Shares of Maruti declined 3.6 percent to 4,414.05 rupees, the most since Aug. 24. The stock was the worst performer on the benchmark S&P BSE Sensex, which rose 2.2 percent. Jefferies cut its rating on the stock to the equivalent of a sell from buy, and lowered the target price to 3,952 rupees.
Maruti said its board last week approved an agreement with a local unit of parent Suzuki Motor Corp. to source vehicles and parts from a new factory in Gujarat. India’s biggest carmaker by volume, which has built its brand selling cheap, fuel efficient cars, is setting up new showrooms to attract buyers seeking a more premium shopping experience for pricier cars.

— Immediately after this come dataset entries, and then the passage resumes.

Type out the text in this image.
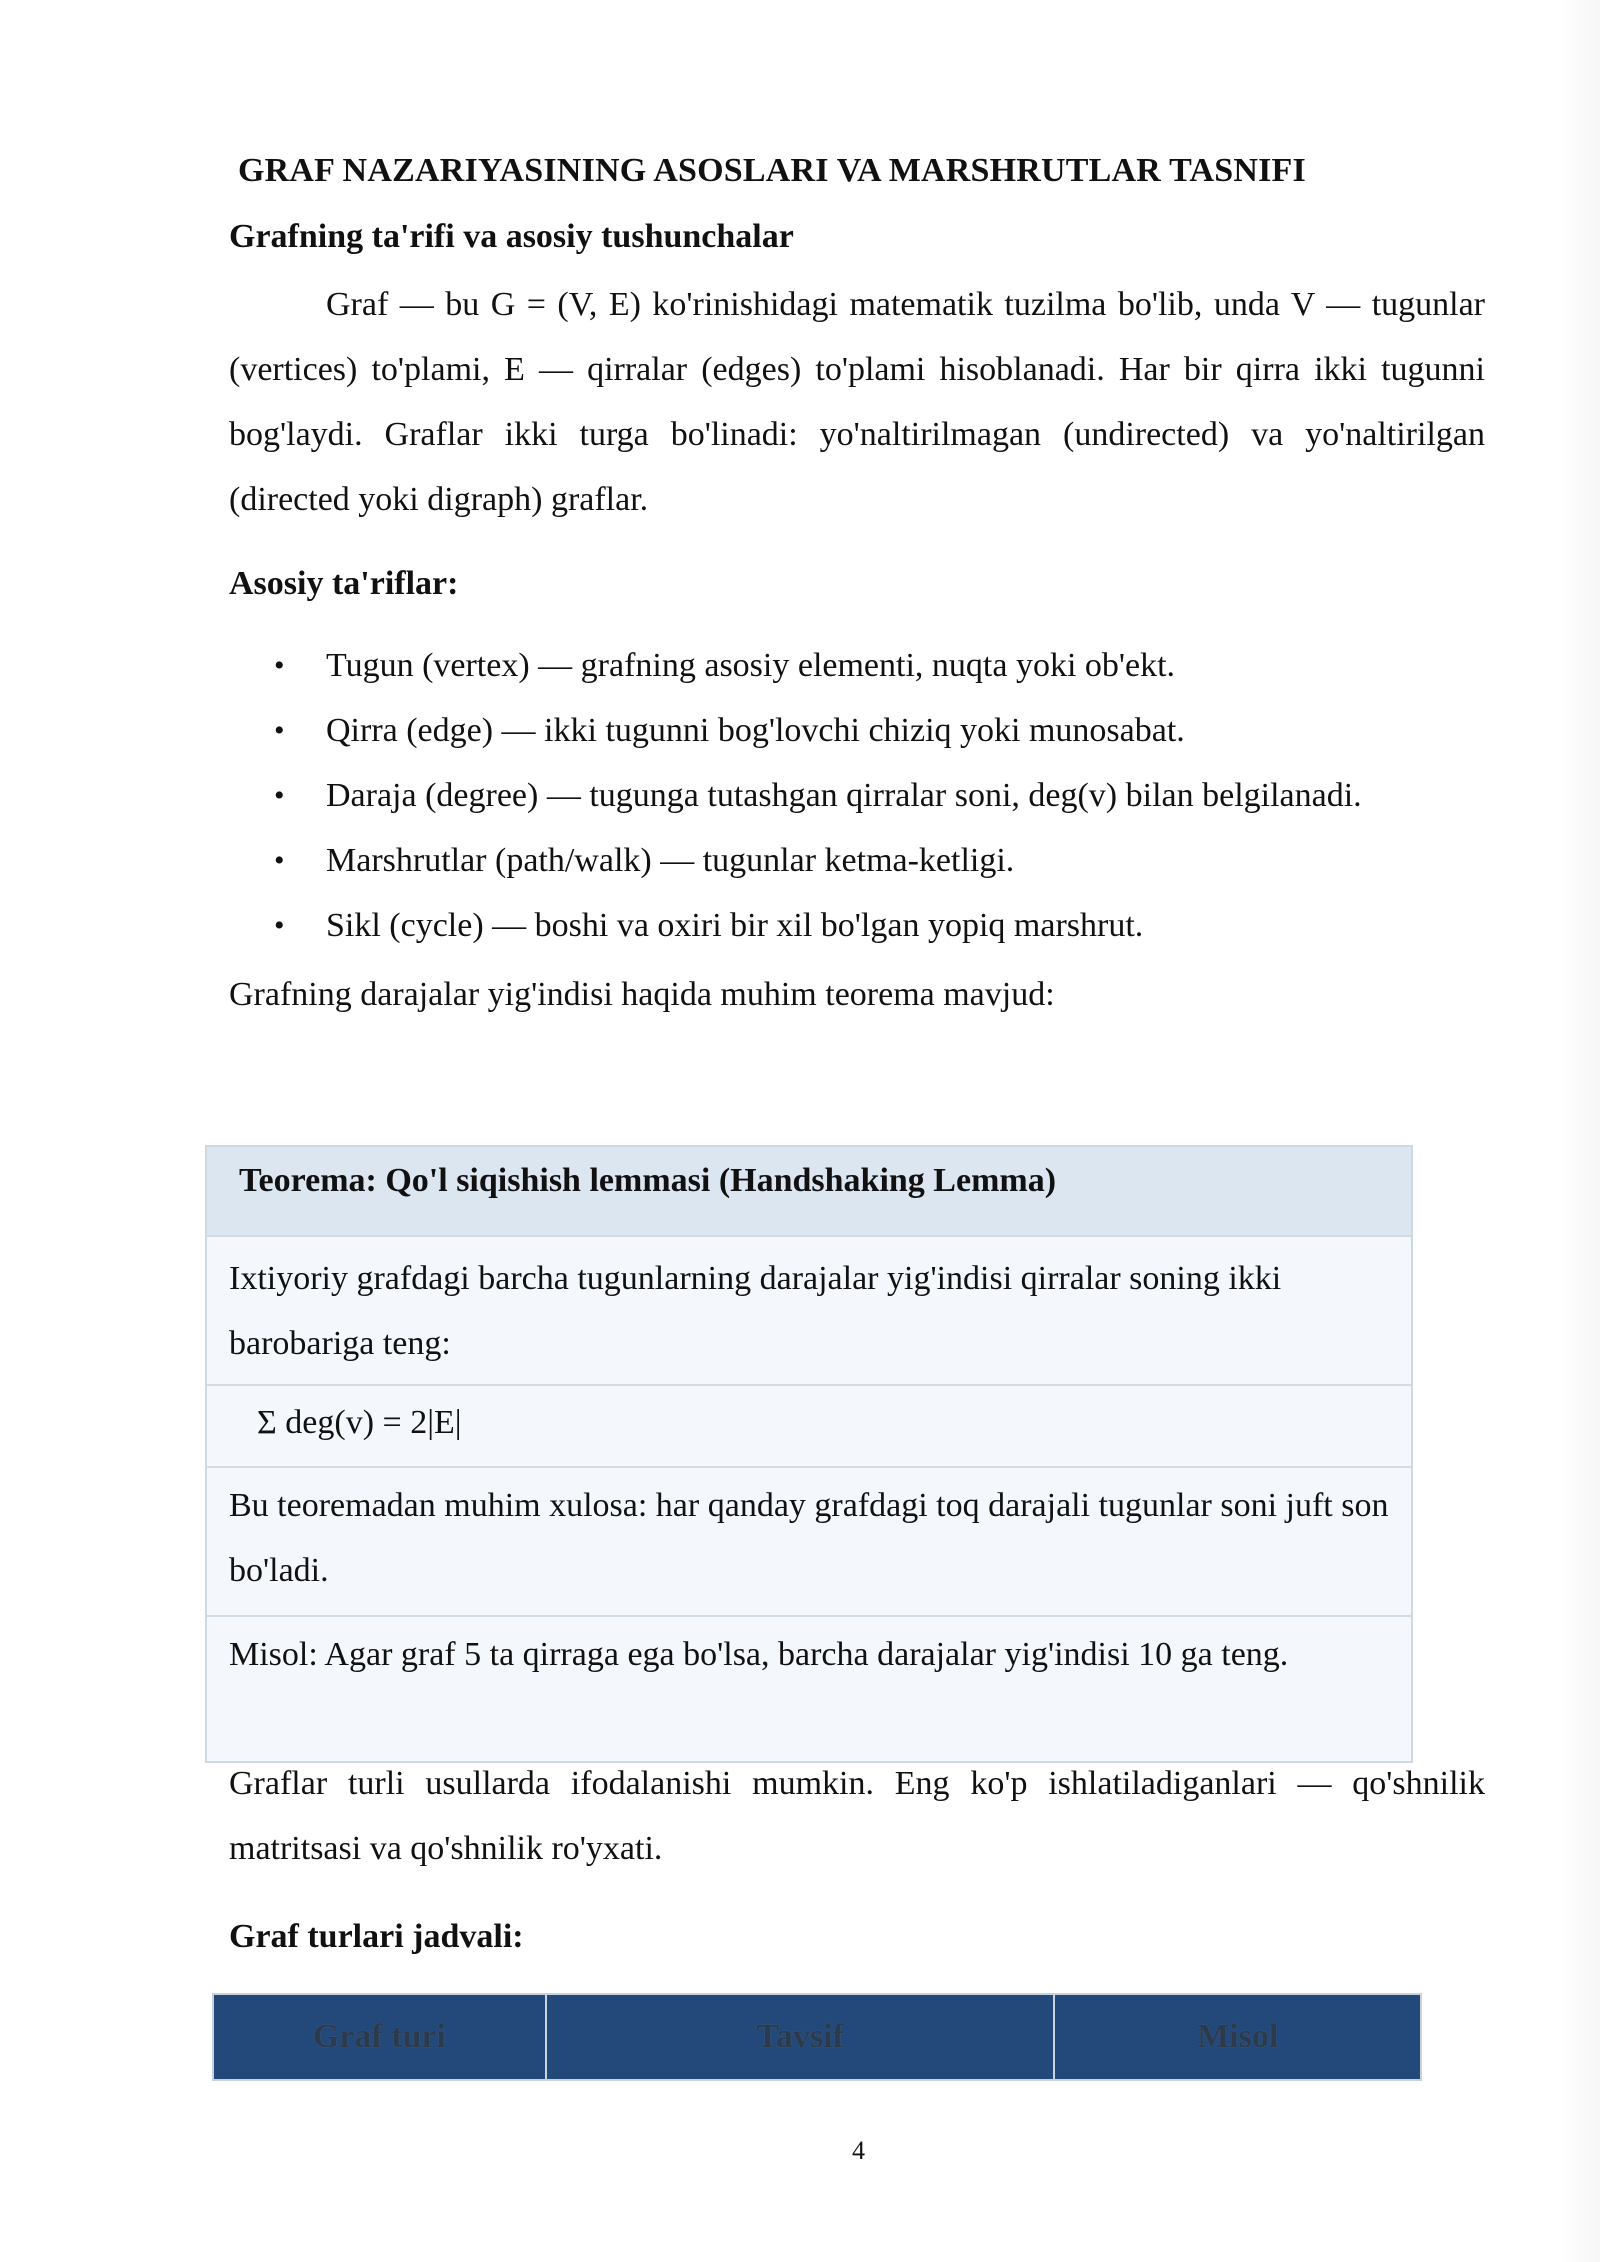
GRAF NAZARIYASINING ASOSLARI VA MARSHRUTLAR TASNIFI
Grafning ta'rifi va asosiy tushunchalar

Graf — bu G = (V, E) ko'rinishidagi matematik tuzilma bo'lib, unda V — tugunlar (vertices) to'plami, E — qirralar (edges) to'plami hisoblanadi. Har bir qirra ikki tugunni bog'laydi. Graflar ikki turga bo'linadi: yo'naltirilmagan (undirected) va yo'naltirilgan (directed yoki digraph) graflar.

Asosiy ta'riflar:
• Tugun (vertex) — grafning asosiy elementi, nuqta yoki ob'ekt.
• Qirra (edge) — ikki tugunni bog'lovchi chiziq yoki munosabat.
• Daraja (degree) — tugunga tutashgan qirralar soni, deg(v) bilan belgilanadi.
• Marshrutlar (path/walk) — tugunlar ketma-ketligi.
• Sikl (cycle) — boshi va oxiri bir xil bo'lgan yopiq marshrut.
Grafning darajalar yig'indisi haqida muhim teorema mavjud:
Teorema: Qo'l siqishish lemmasi (Handshaking Lemma)
Ixtiyoriy grafdagi barcha tugunlarning darajalar yig'indisi qirralar soning ikki barobariga teng:
Σ deg(v) = 2|E|
Bu teoremadan muhim xulosa: har qanday grafdagi toq darajali tugunlar soni juft son bo'ladi.
Misol: Agar graf 5 ta qirraga ega bo'lsa, barcha darajalar yig'indisi 10 ga teng.

Graflar turli usullarda ifodalanishi mumkin. Eng ko'p ishlatiladiganlari — qo'shnilik matritsasi va qo'shnilik ro'yxati.

Graf turlari jadvali:
Graf turi	Tavsif	Misol
4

“Manufacturing would be outsourced to Suzuki for no apparent systemic benefits
in our view, leaving it susceptible to transfer-pricing issues in the future even if not now,” Govindarajan Chellappa and Apurva Kumar, wrote in a note dated Oct. 5. “Maruti suffers from lack of brand associated with larger cars and will need to invest in pricing or otherwise. The attempt to set up a parallel distribution network is an effort to address this issue but has its own costs associated.”